As Pinelands’ guide puts it, “Tenants enjoy amenities on the campus such as a conference center, cafeteria and”– in a delicious counterpoint to the first Rockefeller board meeting – a “YMCA.”
In short, rather than waging war on local community in the name of tracking down root causes, Libra is trying to shore up the cultural and economic underpinnings of local community – and on the very site of one of the “root cause” approach’s most despicable crimes.
To be sure, not all of Libra’s initiatives have been successful or popular. Its real estate ventures and its effort to build a self-sustaining Public Market in Portland have come under considerable criticism from Mainers.
An effort by Libra in 2000 to open a new center at Pinelands for individuals with disabilities was turned back with particular vigor.
But that’s the point – Mainers know precisely where to take their complaints, because Libra is devoted not to the “well-being of mankind throughout the world,” but rather to the well-being of this one small, struggling state whose residents live and work beside those who run the foundation.
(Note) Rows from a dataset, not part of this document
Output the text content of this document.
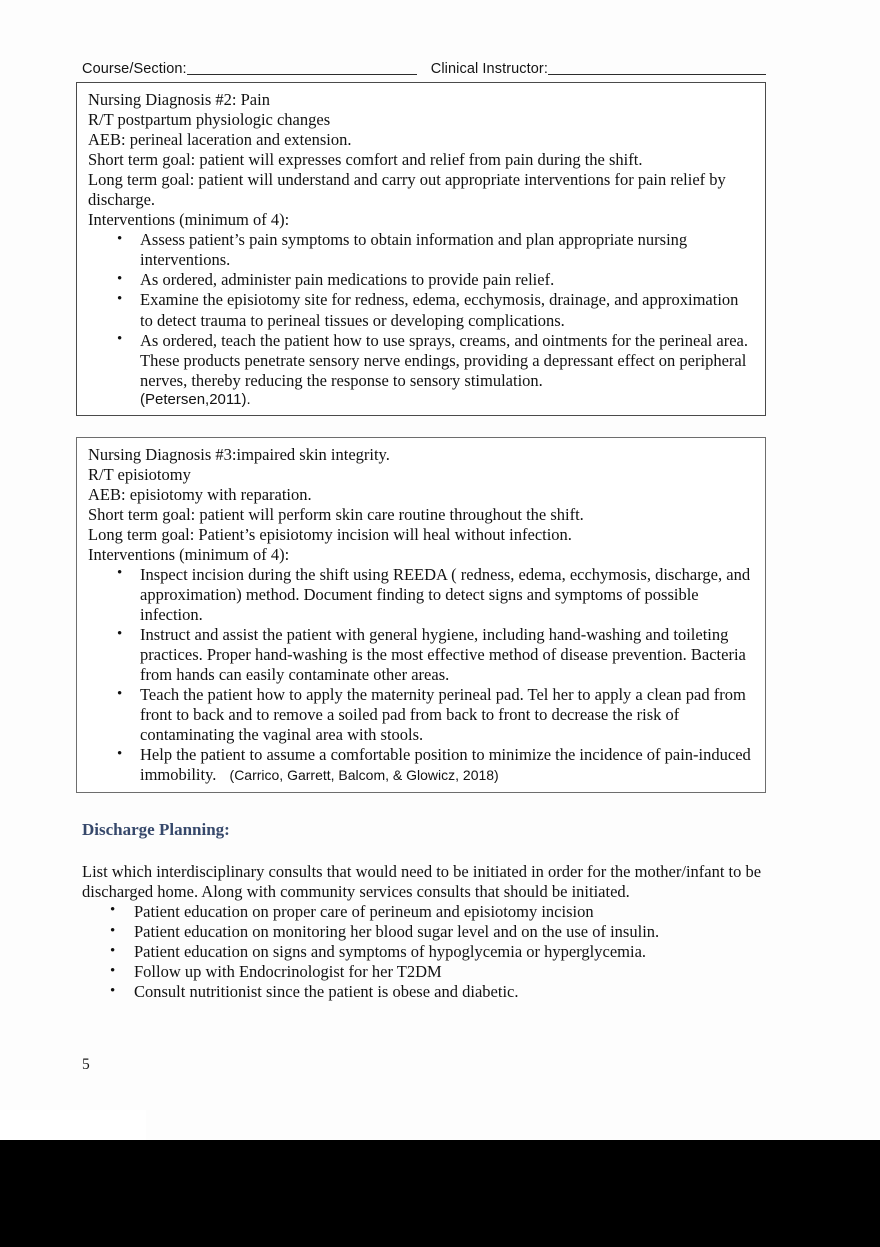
Course/Section:	Clinical Instructor:

Nursing Diagnosis #2: Pain

R/T postpartum physiologic changes

AEB: perineal laceration and extension.

Short term goal: patient will expresses comfort and relief from pain during the shift.

Long term goal: patient will understand and carry out appropriate interventions for pain relief by discharge.

Interventions (minimum of 4):

• Assess patient’s pain symptoms to obtain information and plan appropriate nursing interventions.
• As ordered, administer pain medications to provide pain relief.
• Examine the episiotomy site for redness, edema, ecchymosis, drainage, and approximation to detect trauma to perineal tissues or developing complications.
• As ordered, teach the patient how to use sprays, creams, and ointments for the perineal area. These products penetrate sensory nerve endings, providing a depressant effect on peripheral nerves, thereby reducing the response to sensory stimulation.
(Petersen,2011).

Nursing Diagnosis #3:impaired skin integrity.

R/T episiotomy

AEB: episiotomy with reparation.

Short term goal: patient will perform skin care routine throughout the shift.

Long term goal: Patient’s episiotomy incision will heal without infection.

Interventions (minimum of 4):

• Inspect incision during the shift using REEDA ( redness, edema, ecchymosis, discharge, and approximation) method. Document finding to detect signs and symptoms of possible infection.
• Instruct and assist the patient with general hygiene, including hand-washing and toileting practices. Proper hand-washing is the most effective method of disease prevention. Bacteria from hands can easily contaminate other areas.
• Teach the patient how to apply the maternity perineal pad. Tel her to apply a clean pad from front to back and to remove a soiled pad from back to front to decrease the risk of contaminating the vaginal area with stools.
• Help the patient to assume a comfortable position to minimize the incidence of pain-induced immobility. (Carrico, Garrett, Balcom, & Glowicz, 2018)
Discharge Planning:

List which interdisciplinary consults that would need to be initiated in order for the mother/infant to be discharged home. Along with community services consults that should be initiated.

• Patient education on proper care of perineum and episiotomy incision
• Patient education on monitoring her blood sugar level and on the use of insulin.
• Patient education on signs and symptoms of hypoglycemia or hyperglycemia.
• Follow up with Endocrinologist for her T2DM
• Consult nutritionist since the patient is obese and diabetic.
5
One additional irony of the eugenics movement is worth noting. We are urged today to regard progressivism as the tribune of America’s low-income, ethnic communities. And yet no one was more enthusiastically eugenicist than progressivism’s founders like Theodore Roosevelt, Woodrow Wilson, and Herbert Croly.
They shared Davenport’s deep concern about the idiocy of local community life, along with its ignorance, narrow-mindedness, and bigotry.
They yearned for an expansive, unified, homogeneous national community, within which all ethnic, religious and moral distinctions would disappear, along with their pathological genetic concentrations.
Yet in the face of that homogenizing, nationalizing impulse, it was the precisely the tiny island community of Malaga that stood for a degree of racial harmony and intermixture almost unheard of at the turn of the 20th century.
And so it has often been, throughout American history: the small communities so offensive to sophisticated American writers and intellectuals in fact end up providing the surest refuge for racial minorities, religious dissenters, and cultural renegades.
At any rate, I wish someone from Maine would approach the Libra Foundation with the following proposition. Those lonely graves from Malaga at the back of the Pinelands site: they should be unearthed once more, and transported with dignity and ceremony back to a suitably restored cemetery among the red spruce trees of the Malaga Island nature preserve.
But the cost shouldn’t be borne entirely by Libra. It should be shared by the Carnegie and Rockefeller Foundations, as modest down payments against the day they embrace their own shameful past in the war against American community, and begin to reorient their giving accordingly.
William A. Schambra is the director of the Hudson Institute’s Bradley Center for Philanthropy and Civic Renewal.